O que diz a lei sobre fraudar relógio de ponto?

Você sabia que fraudar relógio de ponto é causa para demissão por justa causa? Aprenda tudo que você precisa saber sobre o tema agora mesmo para melhorar sua gestão de banco de horas!

Fraudar relógio ponto

O relógio de ponto é uma ferramenta importante para a empresa, mas é preciso ter total controle para que nenhum funcionário consiga fraudar os sistemas. Qualquer empresa está sujeita a fraudes, mas as que usam o ponto por cartão magnético ou senha estão mais sujeitas a fraudes como o “ponto amigo”, por exemplo.

Fraudar o controle de jornada pode acarretar em quebra do contrato trabalhista por justa causa, já que as empresas são obrigadas a manter esse controle.

Há muitas maneiras de evitar esse tipo de situação e uma das mais comuns é o uso do ponto biométrico, que dificulta a falsificação pela exigência da digital de cada trabalhador.

Fraudar o controle de ponto é passível de justa causa?

Sim, a empresa tem autorização da CLT para realizar a demissão por justa causa do colaborador que fraudou o controle e para aquele (ou aqueles) que foram cúmplices na manipulação do relógio de ponto.

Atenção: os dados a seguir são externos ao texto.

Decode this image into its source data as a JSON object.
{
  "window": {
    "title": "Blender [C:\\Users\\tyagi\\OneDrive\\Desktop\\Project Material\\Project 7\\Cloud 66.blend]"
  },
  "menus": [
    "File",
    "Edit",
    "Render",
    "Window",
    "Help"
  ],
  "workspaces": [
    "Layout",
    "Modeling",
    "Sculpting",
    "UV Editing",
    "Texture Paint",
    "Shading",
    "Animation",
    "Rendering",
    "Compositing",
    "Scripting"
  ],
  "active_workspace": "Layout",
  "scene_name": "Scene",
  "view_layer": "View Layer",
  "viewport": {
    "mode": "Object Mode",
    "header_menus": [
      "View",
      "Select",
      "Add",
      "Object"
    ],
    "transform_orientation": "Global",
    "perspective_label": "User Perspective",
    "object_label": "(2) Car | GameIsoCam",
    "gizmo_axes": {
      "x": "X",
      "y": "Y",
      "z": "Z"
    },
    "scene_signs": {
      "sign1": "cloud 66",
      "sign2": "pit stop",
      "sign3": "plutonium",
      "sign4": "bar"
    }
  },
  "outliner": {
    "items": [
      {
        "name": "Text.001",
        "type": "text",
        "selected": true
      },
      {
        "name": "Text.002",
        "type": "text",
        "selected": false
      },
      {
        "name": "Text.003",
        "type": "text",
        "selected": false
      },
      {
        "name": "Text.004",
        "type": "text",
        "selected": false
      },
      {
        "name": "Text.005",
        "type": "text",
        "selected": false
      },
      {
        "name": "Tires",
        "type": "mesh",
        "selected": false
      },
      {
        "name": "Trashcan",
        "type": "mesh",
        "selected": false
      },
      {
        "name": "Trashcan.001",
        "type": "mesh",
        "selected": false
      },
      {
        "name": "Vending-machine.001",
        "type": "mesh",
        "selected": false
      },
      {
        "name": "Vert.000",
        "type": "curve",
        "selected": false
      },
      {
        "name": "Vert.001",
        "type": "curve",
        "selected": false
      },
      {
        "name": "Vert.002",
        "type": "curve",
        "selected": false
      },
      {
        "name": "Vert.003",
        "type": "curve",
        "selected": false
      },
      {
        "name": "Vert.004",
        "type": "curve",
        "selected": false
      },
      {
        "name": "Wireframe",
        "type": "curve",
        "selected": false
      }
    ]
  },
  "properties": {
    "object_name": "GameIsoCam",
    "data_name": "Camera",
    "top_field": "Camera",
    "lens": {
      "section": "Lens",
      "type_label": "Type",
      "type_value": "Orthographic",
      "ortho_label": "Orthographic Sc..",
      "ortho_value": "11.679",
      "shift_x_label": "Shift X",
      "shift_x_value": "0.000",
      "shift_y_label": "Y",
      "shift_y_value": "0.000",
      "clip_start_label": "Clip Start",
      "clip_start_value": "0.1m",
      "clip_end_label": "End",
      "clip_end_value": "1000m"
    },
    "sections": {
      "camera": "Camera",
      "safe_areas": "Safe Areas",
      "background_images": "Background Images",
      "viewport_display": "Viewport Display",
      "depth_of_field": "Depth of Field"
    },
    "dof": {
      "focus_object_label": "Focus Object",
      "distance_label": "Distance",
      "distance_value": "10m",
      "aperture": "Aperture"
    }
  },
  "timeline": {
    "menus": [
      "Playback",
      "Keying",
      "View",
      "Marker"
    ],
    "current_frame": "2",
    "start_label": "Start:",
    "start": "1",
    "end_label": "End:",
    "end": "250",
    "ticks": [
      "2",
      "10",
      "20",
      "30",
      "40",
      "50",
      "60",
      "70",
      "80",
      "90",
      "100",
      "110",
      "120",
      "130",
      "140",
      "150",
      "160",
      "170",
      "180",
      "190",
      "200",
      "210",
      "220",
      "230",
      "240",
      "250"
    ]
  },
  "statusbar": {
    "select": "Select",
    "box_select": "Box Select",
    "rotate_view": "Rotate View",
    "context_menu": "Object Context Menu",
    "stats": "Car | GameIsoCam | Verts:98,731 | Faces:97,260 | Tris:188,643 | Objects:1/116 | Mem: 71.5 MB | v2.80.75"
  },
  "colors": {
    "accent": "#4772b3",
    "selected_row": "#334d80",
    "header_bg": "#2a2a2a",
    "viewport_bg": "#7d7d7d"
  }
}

Além da fraude realizada durante a entrada e saída do trabalho, existem algumas outras adulterações referentes ao registro da jornada de trabalho que podem resultar em quebra de contrato por justa causa.

Um desses casos é a marcação errada de intervalos com a intenção de que se transformem em horas extras indevidas. Mas é válido ressaltar que a justa causa não é obrigatória, mesmo nesses casos, já que cada empresa pode optar por outros caminhos caso comprovada essa fraude.

E isso pode ocorrer mesmo que o colaborador não possua nenhum aviso em sua ficha de trabalho nem qualquer outro tipo de advertência.

Quando comprovado a fraude no controle de ponto poderá ser dispensado sem direitos rescisórios.

É importante lembrar também que a fraude no controle de ponto pode acontecer dos dois lados da relação contratual: empresa e empregado.

Portanto, cabe ao gestor de RH ter total segurança dos processos para seu próprio controle, pois pode ser a empresa a sofrer “punição”, caso comprovado pelo colaborador a manipulação do registro por parte da empresa.

Uma dessas penalidades pode ser o pagamento de indenizações ao colaborador e a todos os funcionários nas situações em que há provas de que as horas extras, por exemplo, tenham sido excluídas do banco de horas.

Provavelmente, você já deve ter ouvido falar do “ponto amigo” ou “buddy punching”, mais comum do que se imagina, esta ação funciona como um método de fraude.

O “ponto amigo” é realizado por um funcionário, para cobrir atrasos na hora do almoço, saídas fora do horário de encerramento do expediente ou para ocultar faltas sem justificativas.

Em alguns casos, quando comprovado tal comportamento, a justa causa pode ser estendida a ambos colaboradores, que podem ser demitidos sem a obrigatoriedade de receber os direitos rescisórios.

A atitude gera gastos para a empresa, que está pagando o serviço de um colaborador que não está presente, além de enfraquecer a relação de confiança entre empresa e empregado, o que pode configurar em muitos outros problemas futuros.

Como dificultar a fraude no controle de ponto?

Primeiramente é de suma importância que o gestor saiba diferenciar uma fraude, exercida pela má-fé do colaborador, de um simples esquecimento. Afinal, é comum esquecer de bater o ponto uma vez ou outra e cabe ao gestor saber diferenciar tais ações na manipulação do relógio de ponto.

Em algumas situações o funcionário chega atrasado e corre para o trabalho, esquecendo completamente de marcar o horário de entrada na empresa, e o mesmo pode acontecer para situações de intervalo e final de expediente, por isso é preciso analisar bem as circunstâncias.

A gestão de RH deve dificultar ao máximo as probabilidades de fraude e, para deixar claras as consequências, deve ser informado a todos os colaboradores sobre a possibilidade de justa causa para situações em que a adulteração seja comprovada.

Além disso, é possível que os gestores dificultem esse tipo de fraude escolhendo formas mais difíceis de verificação de ponto, como o ponto biométrico.

Outra forma de dificultar a marcação de ponto, é utilizar senhas individuais, compostas por sequências diferentes, com números, letras maiúsculas, minúsculas e, se permitido, até mesmo pontuações.

Senhas mais longas e com sequências complicadas, dificultam o compartilhamento e a realização de fraudes.

Crie rotinas mensais de fiscalização do relógio-ponto, conferindo de perto o andamento das entradas, intervalos e saídas dos colaboradores.

Mas lembre-se de que o indicado é não utilizar sempre o mesmo dia do mês para essa análise, pois o elemento surpresa é fundamental para descobrir se há fraudes e manipulações de má-fé.